I think the phrase “It was not a story to pass on” comments on how horrific the story was. No one truly wants to remember and consider a story in which a mother murders her child to save her from slavery and the pain all these characters went through. But by saying it’s “not a story to pass on”, Toni Morrison is saying it’s not a nice, pleasant story, it’s not a story that many people like to hear. The characters wanted to forget their past which also included “beloved” from their memories, they wanted to continue with their lives with out having the haunting in 124.

On Finishing Beloved and other accomplishments

We’ve added an extra day to our plans to keep discussing Beloved. I promised some of the film, and I really hope that we can make time for it tomorrow–though it’s a compromise since we’ll want to spend time discussing the work for Essay 2. Finishing Beloved is a great accomplishment–it’s a difficult, painful text, but one that I hope was rewarding for you to complete. I’m interested to see how you treat the text in your essay and creative projects, and how we can address it in our final discussion on Wednesday.

If you haven’t blogged about Beloved yet (I’m not counting the BHS blogging as blogging about Beloved), or if you want to say more, please post by this evening your response to any of the following questions:

What does it mean to read a story that “was not a story to pass on”?

Why do we read about painful experiences, whether it’s in a character’s experience or a nation’s experience?
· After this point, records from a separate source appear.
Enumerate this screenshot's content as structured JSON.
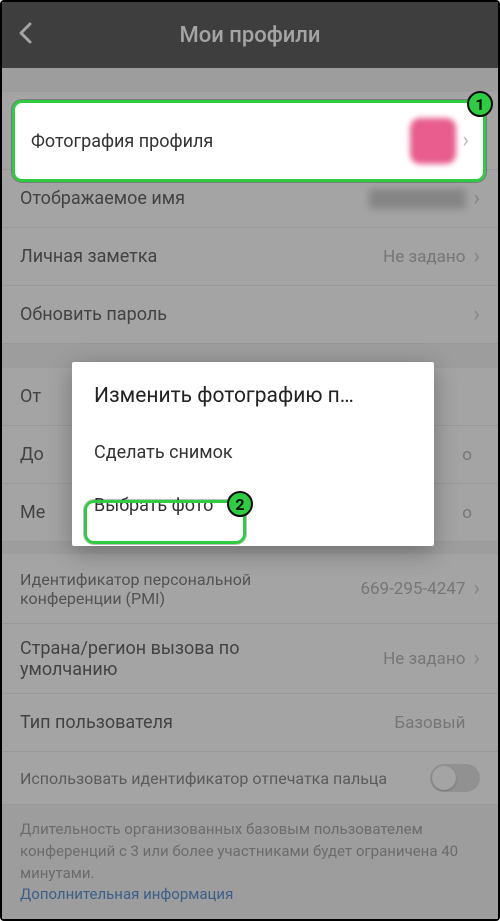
{
  "header": {
    "title": "Мои профили"
  },
  "rows": {
    "profile_photo": {
      "label": "Фотография профиля"
    },
    "display_name": {
      "label": "Отображаемое имя",
      "value": "████████"
    },
    "personal_note": {
      "label": "Личная заметка",
      "value": "Не задано"
    },
    "update_password": {
      "label": "Обновить пароль"
    },
    "department": {
      "label": "От",
      "value": ""
    },
    "position": {
      "label": "До",
      "value": "о"
    },
    "location": {
      "label": "Ме",
      "value": "о"
    },
    "pmi": {
      "label": "Идентификатор персональной конференции (PMI)",
      "value": "669-295-4247"
    },
    "default_region": {
      "label": "Страна/регион вызова по умолчанию",
      "value": "Не задано"
    },
    "user_type": {
      "label": "Тип пользователя",
      "value": "Базовый"
    }
  },
  "switch": {
    "fingerprint": {
      "label": "Использовать идентификатор отпечатка пальца"
    }
  },
  "info": {
    "text": "Длительность организованных базовым пользователем конференций с 3 или более участниками будет ограничена 40 минутами.",
    "link": "Дополнительная информация"
  },
  "dialog": {
    "title": "Изменить фотографию п…",
    "take_photo": "Сделать снимок",
    "choose_photo": "Выбрать фото"
  },
  "annotations": {
    "one": "1",
    "two": "2"
  }
}
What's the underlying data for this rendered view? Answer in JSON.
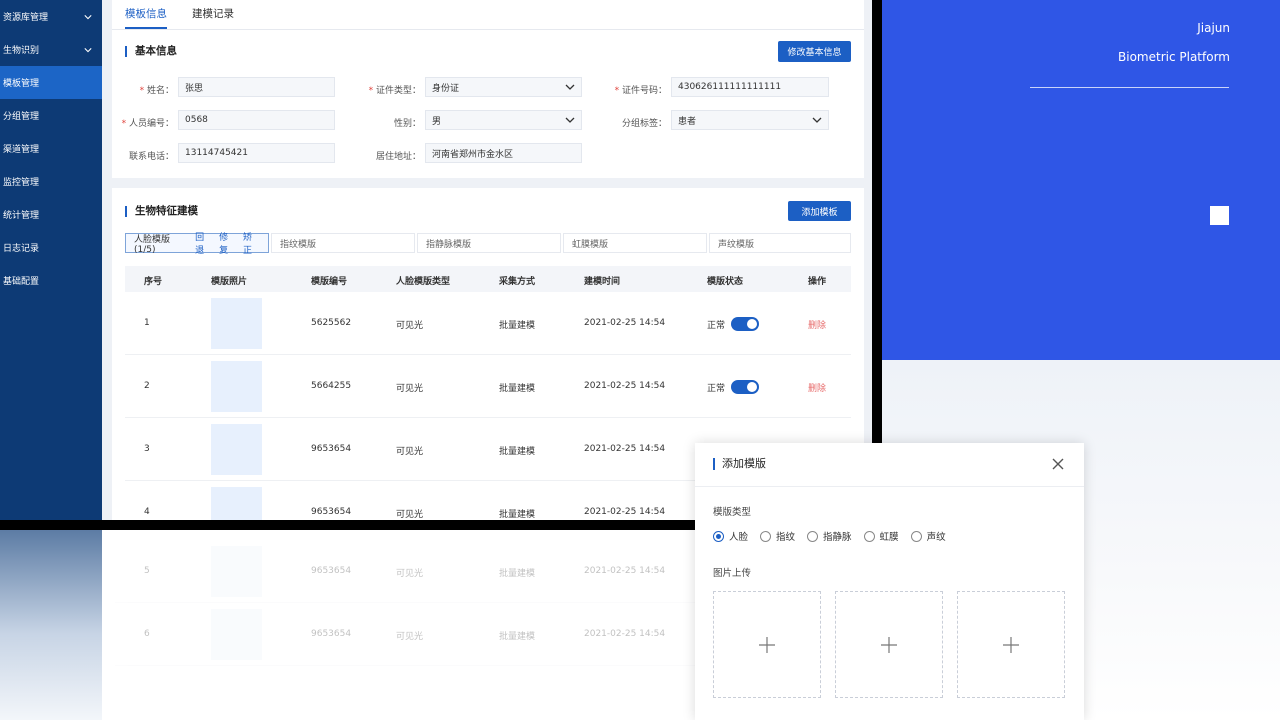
{
  "brand": {
    "title": "Jiajun",
    "subtitle": "Biometric Platform"
  },
  "sidebar": {
    "items": [
      {
        "label": "资源库管理",
        "expandable": true
      },
      {
        "label": "生物识别",
        "expandable": true
      },
      {
        "label": "模板管理",
        "active": true
      },
      {
        "label": "分组管理"
      },
      {
        "label": "渠道管理"
      },
      {
        "label": "监控管理"
      },
      {
        "label": "统计管理"
      },
      {
        "label": "日志记录"
      },
      {
        "label": "基础配置"
      }
    ]
  },
  "tabs": [
    "模板信息",
    "建模记录"
  ],
  "basic_info": {
    "title": "基本信息",
    "edit_button": "修改基本信息",
    "fields": {
      "name": {
        "label": "姓名：",
        "value": "张思"
      },
      "id_type": {
        "label": "证件类型：",
        "value": "身份证"
      },
      "id_number": {
        "label": "证件号码：",
        "value": "430626111111111111"
      },
      "person_no": {
        "label": "人员编号：",
        "value": "0568"
      },
      "gender": {
        "label": "性别：",
        "value": "男"
      },
      "group_tag": {
        "label": "分组标签：",
        "value": "患者"
      },
      "phone": {
        "label": "联系电话：",
        "value": "13114745421"
      },
      "address": {
        "label": "居住地址：",
        "value": "河南省郑州市金水区"
      }
    }
  },
  "bio": {
    "title": "生物特征建模",
    "add_button": "添加模板",
    "modality_tabs": {
      "face": {
        "label": "人脸模版(1/5)",
        "actions": [
          "回退",
          "修复",
          "矫正"
        ]
      },
      "others": [
        "指纹模版",
        "指静脉模版",
        "虹膜模版",
        "声纹模版"
      ]
    },
    "table": {
      "columns": [
        "序号",
        "模版照片",
        "模版编号",
        "人脸模版类型",
        "采集方式",
        "建模时间",
        "模版状态",
        "操作"
      ],
      "rows": [
        {
          "no": "1",
          "code": "5625562",
          "type": "可见光",
          "method": "批量建模",
          "time": "2021-02-25 14:54",
          "status": "正常",
          "action": "删除"
        },
        {
          "no": "2",
          "code": "5664255",
          "type": "可见光",
          "method": "批量建模",
          "time": "2021-02-25 14:54",
          "status": "正常",
          "action": "删除"
        },
        {
          "no": "3",
          "code": "9653654",
          "type": "可见光",
          "method": "批量建模",
          "time": "2021-02-25 14:54"
        },
        {
          "no": "4",
          "code": "9653654",
          "type": "可见光",
          "method": "批量建模",
          "time": "2021-02-25 14:54"
        },
        {
          "no": "5",
          "code": "9653654",
          "type": "可见光",
          "method": "批量建模",
          "time": "2021-02-25 14:54"
        },
        {
          "no": "6",
          "code": "9653654",
          "type": "可见光",
          "method": "批量建模",
          "time": "2021-02-25 14:54"
        }
      ]
    }
  },
  "dialog": {
    "title": "添加模版",
    "type_label": "模版类型",
    "types": [
      "人脸",
      "指纹",
      "指静脉",
      "虹膜",
      "声纹"
    ],
    "selected_type": "人脸",
    "upload_label": "图片上传"
  },
  "colors": {
    "accent": "#1c5fc4",
    "sidebar": "#0d3a75",
    "brand_bg": "#2f56e6"
  }
}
Why do you think Toni Morrison would tell this story? What might have motivated her to tell this story, and to then identify it as one that “was not a story to pass on”?

Beloved could be read as the ghost of Sethe’s slain daughter, or as a girl who escaped tortuous enslavement. What does it mean to you as a reader not to know definitively what the answer is?

As always, these posts should be approximately 300 words, use quotations to support your ideas or remind readers of the details you draw on, and should be proofread. As always, the rest of the class should reply with 150-word proofread comments, and as we agreed upon in class, we will not begin our comments with “I agree”–find some other way to connect to the bloggers’ ideas!

I look forward to reading your responses, and to discussing these responses and comments in class on Wednesday.